Ce document aborde le Baroque en Espagne, couvrant l'architecture, l'urbanisme (églises, palais, places principales) et la sculpture, notamment les écoles castillane (Gregorio Fernández) et andalouse (Juan Martínez Montañés).

Contexte Historique et Évolution du Style

Au XVIIIe siècle, dans une société en crise, l'art baroque espagnol se développe. Il est caractérisé par l'intensité avec laquelle il imprègne toutes les couches de la vie : la religion, la royauté et les classes humbles. L'Église est passée de l'austérité herrerienne à un style plus voyant et décoratif.

En 1700, avec l'avènement au trône de Philippe V de Bourbon, la situation politique et économique de l'Espagne se stabilise. L'art du nouveau siècle s'ouvre sur deux tendances divergentes :

  • Le Baroque Hispanique, caractérisé par une surcharge décorative (goût de l'Église).
  • Le Baroque Bourbon, inspiré par les idées qui prévalent dans les cours européennes et réalisé par des architectes étrangers.

L'émergence du Rococo (entre 1720 et 1760) et la fondation des Académies marquent la fin de l'époque baroque.

Architecture Baroque

Façade Principale de l'Hospice de San Fernando (Madrid)

Architecte: Pedro de Ribera (?-1742). Chronologie: 1722-1729. Localisation: Madrid.

La façade est organisée comme un retable. Elle est divisée en deux corps dont le mouvement intense est perceptible dans toutes les formes architecturales. Les stipes (colonnes tronconiques), les oculi et les perles de rocaille génèrent un rythme ondulant et guident l'œil vers le haut, jusqu'à la niche où se trouve la sculpture de San Fernando.

La façade s'apparente à une sculpture monumentale qui produit un effet de scène et s'intègre efficacement dans le tissu urbain.

Retable de Saint-Étienne (Salamanque)

Architecte: José Benito Churriguera (1665-1725). Chronologie: 1693-1696. Lieu: Couvent de San Esteban de Salamanque.

Ce retable est un précurseur du baroque espagnol du XVIIIe siècle. Sa forme est adaptée à l'abside de l'église et met en valeur la toile principale (consacrée au martyre de Saint Étienne, œuvre de Coello).

L'accent mis sur les colonnes et l'entablement dynamique confère à l'ensemble un caractère spectaculaire. Les caractéristiques de ce baroque incluent l'horror vacui (horreur du vide), le goût pour la décoration somptueuse et les dorures, le rythme des formes courbes et l'expressionnisme, intégrant la sculpture à tout prix.
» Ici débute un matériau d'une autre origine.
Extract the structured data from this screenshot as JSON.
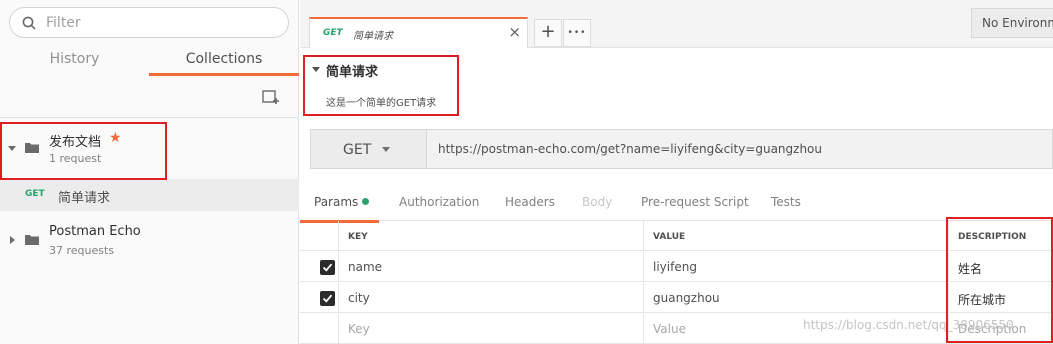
{
  "sidebar": {
    "filter_placeholder": "Filter",
    "tabs": {
      "history": "History",
      "collections": "Collections"
    },
    "collections": [
      {
        "name": "发布文档",
        "count": "1 request",
        "starred": true
      },
      {
        "name": "Postman Echo",
        "count": "37 requests",
        "starred": false
      }
    ],
    "request": {
      "method": "GET",
      "name": "简单请求"
    }
  },
  "topbar": {
    "tab": {
      "method": "GET",
      "name": "简单请求",
      "close": "×"
    },
    "add": "+",
    "more": "•••",
    "environment": "No Environment"
  },
  "request": {
    "title": "简单请求",
    "description": "这是一个简单的GET请求",
    "method": "GET",
    "url": "https://postman-echo.com/get?name=liyifeng&city=guangzhou"
  },
  "request_tabs": [
    "Params",
    "Authorization",
    "Headers",
    "Body",
    "Pre-request Script",
    "Tests"
  ],
  "params": {
    "headers": {
      "key": "KEY",
      "value": "VALUE",
      "description": "DESCRIPTION"
    },
    "rows": [
      {
        "key": "name",
        "value": "liyifeng",
        "description": "姓名",
        "checked": true
      },
      {
        "key": "city",
        "value": "guangzhou",
        "description": "所在城市",
        "checked": true
      }
    ],
    "new_row": {
      "key": "Key",
      "value": "Value",
      "description": "Description"
    }
  },
  "watermark": "https://blog.csdn.net/qq_38906550",
  "colors": {
    "accent": "#f26b3a",
    "get_method": "#2aa36b",
    "highlight_box": "#e02020"
  }
}
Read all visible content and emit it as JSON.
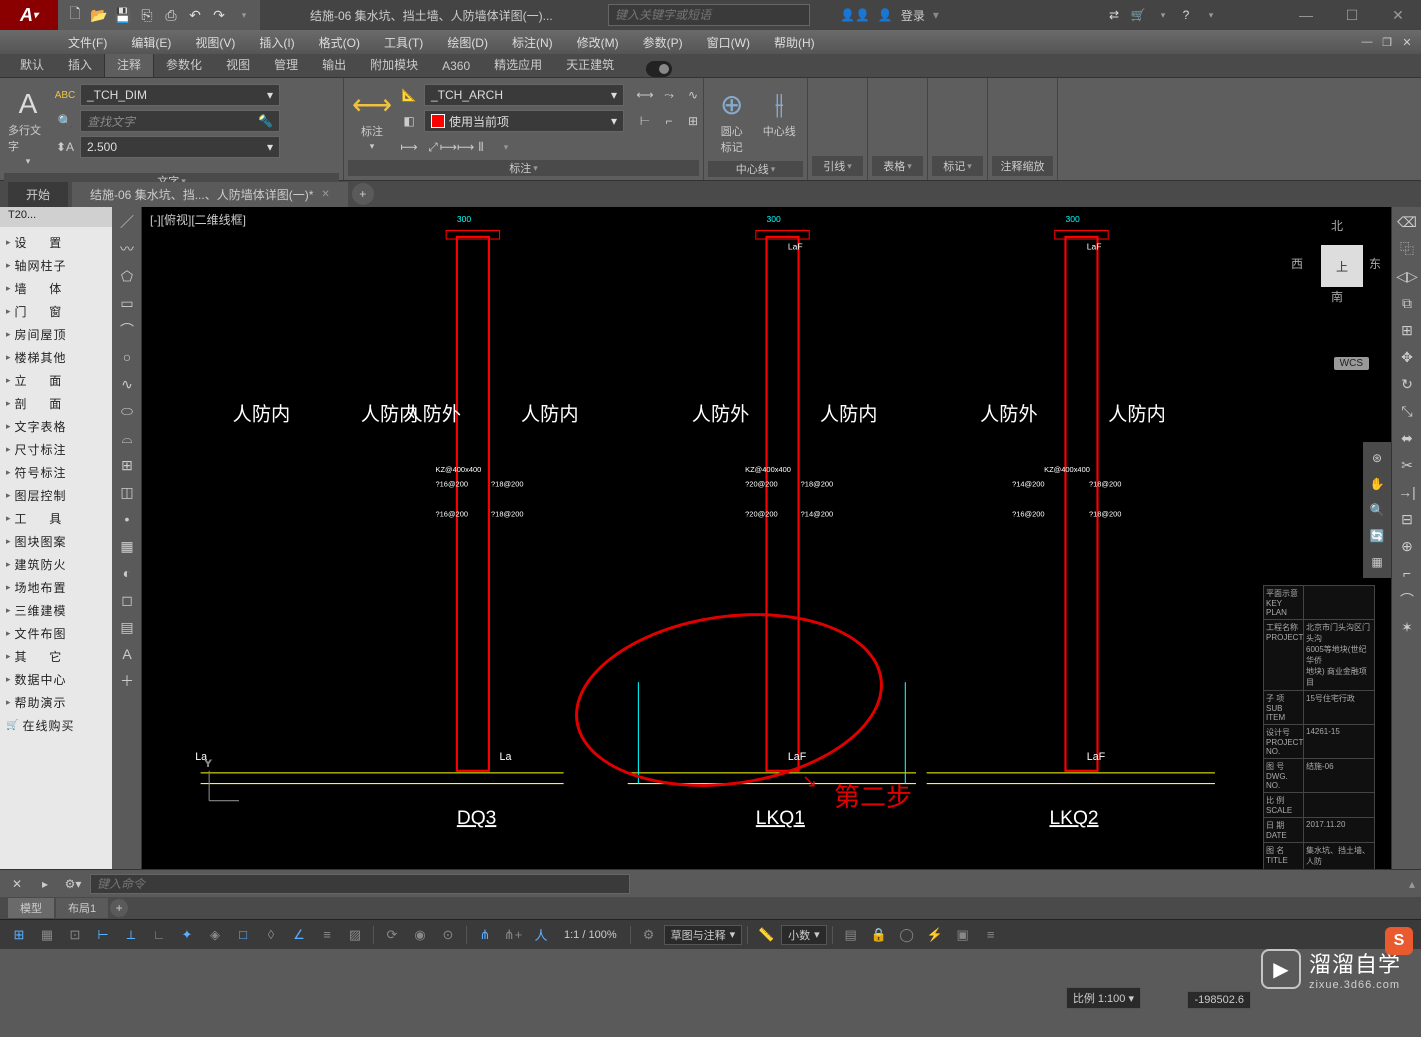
{
  "titlebar": {
    "doc_title": "结施-06 集水坑、挡土墙、人防墙体详图(一)...",
    "search_placeholder": "键入关键字或短语",
    "login": "登录"
  },
  "menubar": [
    "文件(F)",
    "编辑(E)",
    "视图(V)",
    "插入(I)",
    "格式(O)",
    "工具(T)",
    "绘图(D)",
    "标注(N)",
    "修改(M)",
    "参数(P)",
    "窗口(W)",
    "帮助(H)"
  ],
  "ribbon_tabs": [
    "默认",
    "插入",
    "注释",
    "参数化",
    "视图",
    "管理",
    "输出",
    "附加模块",
    "A360",
    "精选应用",
    "天正建筑"
  ],
  "ribbon": {
    "text_btn": "多行文字",
    "text_style": "_TCH_DIM",
    "text_find": "查找文字",
    "text_height": "2.500",
    "text_panel": "文字",
    "dim_btn": "标注",
    "dim_style": "_TCH_ARCH",
    "dim_layer": "使用当前项",
    "dim_panel": "标注",
    "center_btn1": "圆心\n标记",
    "center_btn2": "中心线",
    "center_panel": "中心线",
    "leader_panel": "引线",
    "table_panel": "表格",
    "mark_panel": "标记",
    "scale_panel": "注释缩放"
  },
  "doc_tabs": {
    "start": "开始",
    "doc1": "结施-06 集水坑、挡...、人防墙体详图(一)*"
  },
  "left_panel": {
    "tab": "T20...",
    "items": [
      "设 　 置",
      "轴网柱子",
      "墙 　 体",
      "门 　 窗",
      "房间屋顶",
      "楼梯其他",
      "立 　 面",
      "剖 　 面",
      "文字表格",
      "尺寸标注",
      "符号标注",
      "图层控制",
      "工 　 具",
      "图块图案",
      "建筑防火",
      "场地布置",
      "三维建模",
      "文件布图",
      "其 　 它",
      "数据中心",
      "帮助演示",
      "在线购买"
    ]
  },
  "viewport_label": "[-][俯视][二维线框]",
  "nav": {
    "n": "北",
    "s": "南",
    "e": "东",
    "w": "西",
    "top": "上"
  },
  "wcs": "WCS",
  "drawing": {
    "labels": {
      "inside": "人防内",
      "outside": "人防外"
    },
    "sections": [
      "DQ3",
      "LKQ1",
      "LKQ2"
    ],
    "dim_laf": "LaF",
    "dim_la": "La",
    "dim_300": "300",
    "kz": "KZ@400x400",
    "bar1": "?16@200",
    "bar2": "?18@200",
    "bar3": "?20@200",
    "bar4": "?14@200",
    "step_text": "第二步"
  },
  "title_block": {
    "keyplan": "平面示意",
    "keyplan_en": "KEY PLAN",
    "proj": "工程名称",
    "proj_en": "PROJECT",
    "proj_v": "北京市门头沟区门头沟\n6005等地块(世纪华侨\n地块) 商业金融项目",
    "sub": "子 项",
    "sub_en": "SUB ITEM",
    "sub_v": "15号住宅行政",
    "no": "设计号",
    "no_en": "PROJECT NO.",
    "no_v": "14261-15",
    "dwg": "图 号",
    "dwg_en": "DWG. NO.",
    "dwg_v": "结施-06",
    "scale": "比 例",
    "scale_en": "SCALE",
    "date": "日 期",
    "date_en": "DATE",
    "date_v": "2017.11.20",
    "title": "图 名",
    "title_en": "TITLE",
    "title_v": "集水坑、挡土墙、人防"
  },
  "cmdline": {
    "placeholder": "键入命令"
  },
  "layout_tabs": [
    "模型",
    "布局1"
  ],
  "statusbar": {
    "zoom": "1:1 / 100%",
    "draft": "草图与注释",
    "decimal": "小数",
    "scale": "比例 1:100",
    "coords": "-198502.6"
  },
  "watermark": {
    "cn": "溜溜自学",
    "en": "zixue.3d66.com"
  }
}
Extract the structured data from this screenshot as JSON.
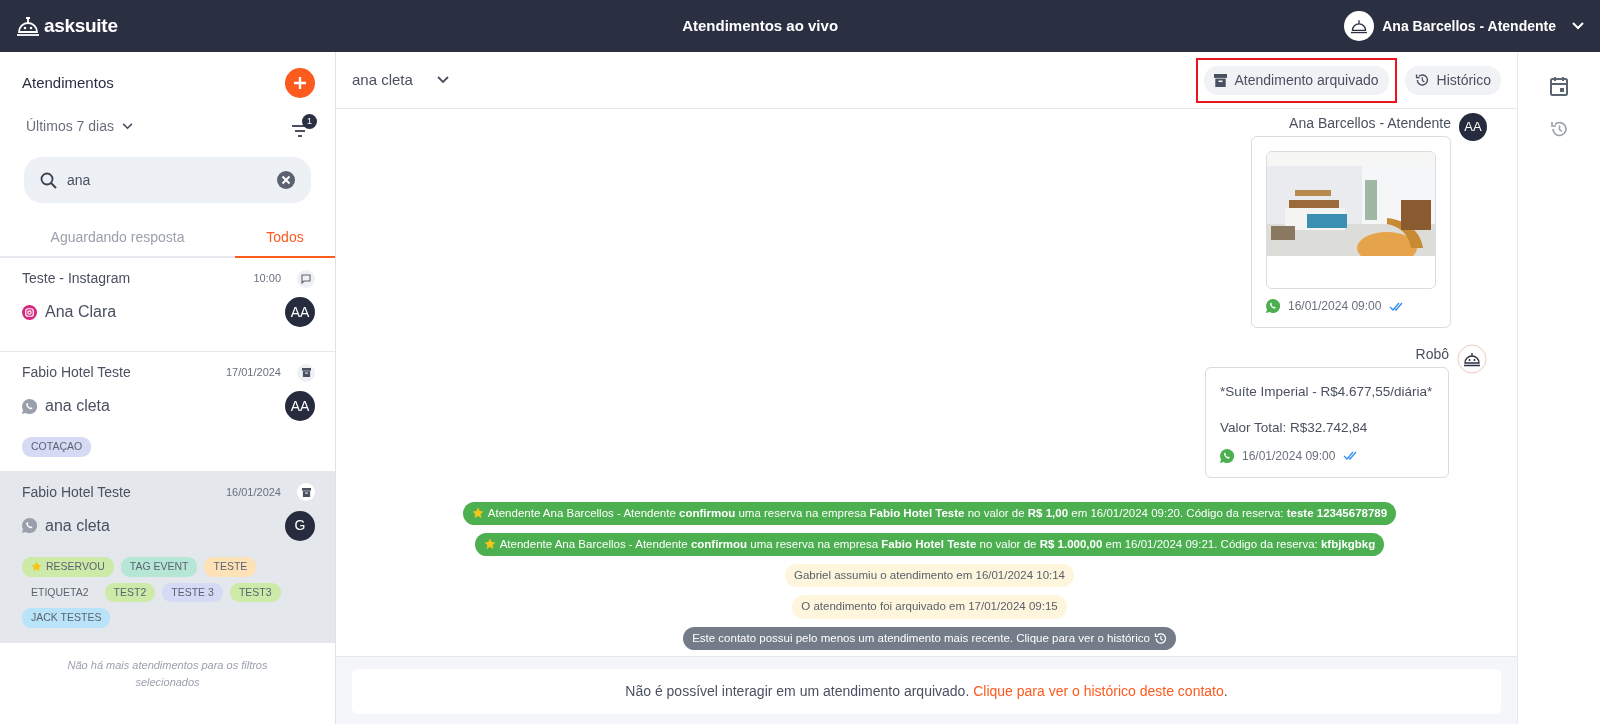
{
  "topbar": {
    "logo": "asksuite",
    "title": "Atendimentos ao vivo",
    "user": "Ana Barcellos - Atendente"
  },
  "sidebar": {
    "title": "Atendimentos",
    "period": "Últimos 7 dias",
    "filter_count": "1",
    "search": {
      "value": "ana"
    },
    "tabs": [
      {
        "label": "Aguardando resposta",
        "selected": false
      },
      {
        "label": "Todos",
        "selected": true
      }
    ],
    "conversations": [
      {
        "title": "Teste - Instagram",
        "time": "10:00",
        "archived": false,
        "kind": "instagram",
        "contact": "Ana Clara",
        "agent": "AA",
        "selected": false
      },
      {
        "title": "Fabio Hotel Teste",
        "time": "17/01/2024",
        "archived": true,
        "kind": "whatsapp",
        "contact": "ana cleta",
        "agent": "AA",
        "selected": false,
        "tags": [
          {
            "label": "COTAÇAO",
            "color": "#d5dbf5",
            "starred": false
          }
        ]
      },
      {
        "title": "Fabio Hotel Teste",
        "time": "16/01/2024",
        "archived": true,
        "kind": "whatsapp",
        "contact": "ana cleta",
        "agent": "G",
        "selected": true,
        "tags": [
          {
            "label": "RESERVOU",
            "color": "#cdeaa8",
            "starred": true
          },
          {
            "label": "TAG EVENT",
            "color": "#b5e6d6",
            "starred": false
          },
          {
            "label": "TESTE",
            "color": "#fde1b7",
            "starred": false
          },
          {
            "label": "ETIQUETA2",
            "starred": false
          },
          {
            "label": "TEST2",
            "color": "#cdeaa8",
            "starred": false
          },
          {
            "label": "TESTE 3",
            "color": "#d5dbf5",
            "starred": false
          },
          {
            "label": "TEST3",
            "color": "#cdeaa8",
            "starred": false
          },
          {
            "label": "JACK TESTES",
            "color": "#b8e3f8",
            "starred": false
          }
        ]
      }
    ],
    "end_note": "Não há mais atendimentos para os filtros selecionados"
  },
  "chat": {
    "contact": "ana cleta",
    "actions": [
      {
        "label": "Atendimento arquivado",
        "kind": "archive",
        "highlighted": true
      },
      {
        "label": "Histórico",
        "kind": "history",
        "highlighted": false
      }
    ],
    "messages": [
      {
        "sender": "Ana Barcellos - Atendente",
        "avatar": "AA",
        "time": "16/01/2024 09:00",
        "read": true
      },
      {
        "kind": "text",
        "sender": "Robô",
        "lines": [
          "*Suíte Imperial - R$4.677,55/diária*",
          "Valor Total: R$32.742,84"
        ],
        "time": "16/01/2024 09:00",
        "read": true
      }
    ],
    "events": [
      {
        "kind": "reservation",
        "text": "Atendente Ana Barcellos - Atendente **confirmou** uma reserva na empresa **Fabio Hotel Teste** no valor de **R$ 1,00** em 16/01/2024 09:20. Código da reserva: **teste 12345678789**"
      },
      {
        "kind": "reservation",
        "text": "Atendente Ana Barcellos - Atendente **confirmou** uma reserva na empresa **Fabio Hotel Teste** no valor de **R$ 1.000,00** em 16/01/2024 09:21. Código da reserva: **kfbjkgbkg**"
      },
      {
        "kind": "system",
        "text": "Gabriel assumiu o atendimento em 16/01/2024 10:14"
      },
      {
        "kind": "system",
        "text": "O atendimento foi arquivado em 17/01/2024 09:15"
      },
      {
        "kind": "notice",
        "text": "Este contato possui pelo menos um atendimento mais recente. Clique para ver o histórico"
      }
    ],
    "footer": {
      "text": "Não é possível interagir em um atendimento arquivado.",
      "link": "Clique para ver o histórico deste contato",
      "suffix": "."
    }
  }
}
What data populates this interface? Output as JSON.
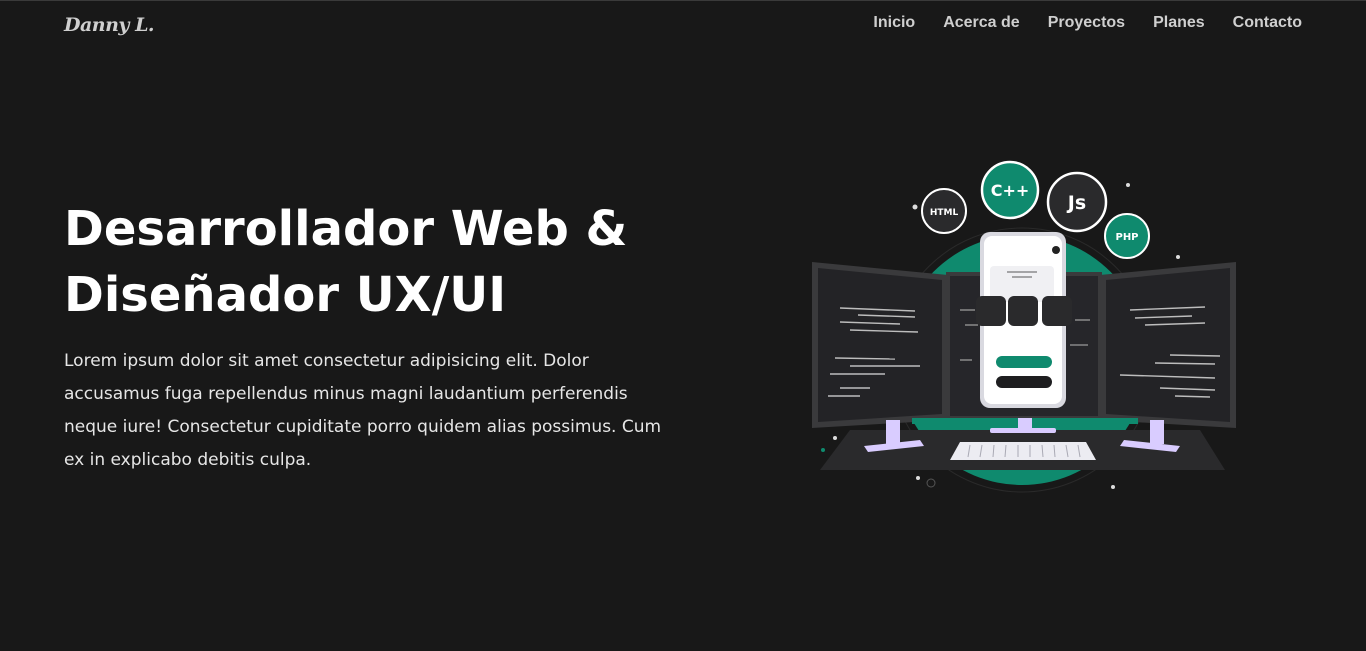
{
  "brand": {
    "logo": "Danny L."
  },
  "nav": {
    "items": [
      "Inicio",
      "Acerca de",
      "Proyectos",
      "Planes",
      "Contacto"
    ]
  },
  "hero": {
    "title_line1": "Desarrollador Web &",
    "title_line2": "Diseñador UX/UI",
    "description": "Lorem ipsum dolor sit amet consectetur adipisicing elit. Dolor accusamus fuga repellendus minus magni laudantium perferendis neque iure! Consectetur cupiditate porro quidem alias possimus. Cum ex in explicabo debitis culpa."
  },
  "illustration": {
    "badges": [
      "HTML",
      "C++",
      "Js",
      "PHP"
    ],
    "accent_color": "#0f8a6e",
    "screen_color": "#232326",
    "stand_color": "#d9ccff"
  }
}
Le nom de famille des architectes Churriguera, à l'origine de ce style bigarré, a donné naissance au terme péjoratif Churrigueresque, qui a fini par désigner le baroque hispanique coexistait avec la cour des Bourbons.

Façade de l'Obradoiro (Saint-Jacques-de-Compostelle)

Architecte: Fernando de Casas Novoa. Chronologie: 1738.

La façade de la cathédrale devait satisfaire à trois conditions : couvrir et protéger le Portique de la Gloire roman, intégrer le bâtiment dans la structure urbaine de la ville, et accueillir l'escalier baroque déjà commencé.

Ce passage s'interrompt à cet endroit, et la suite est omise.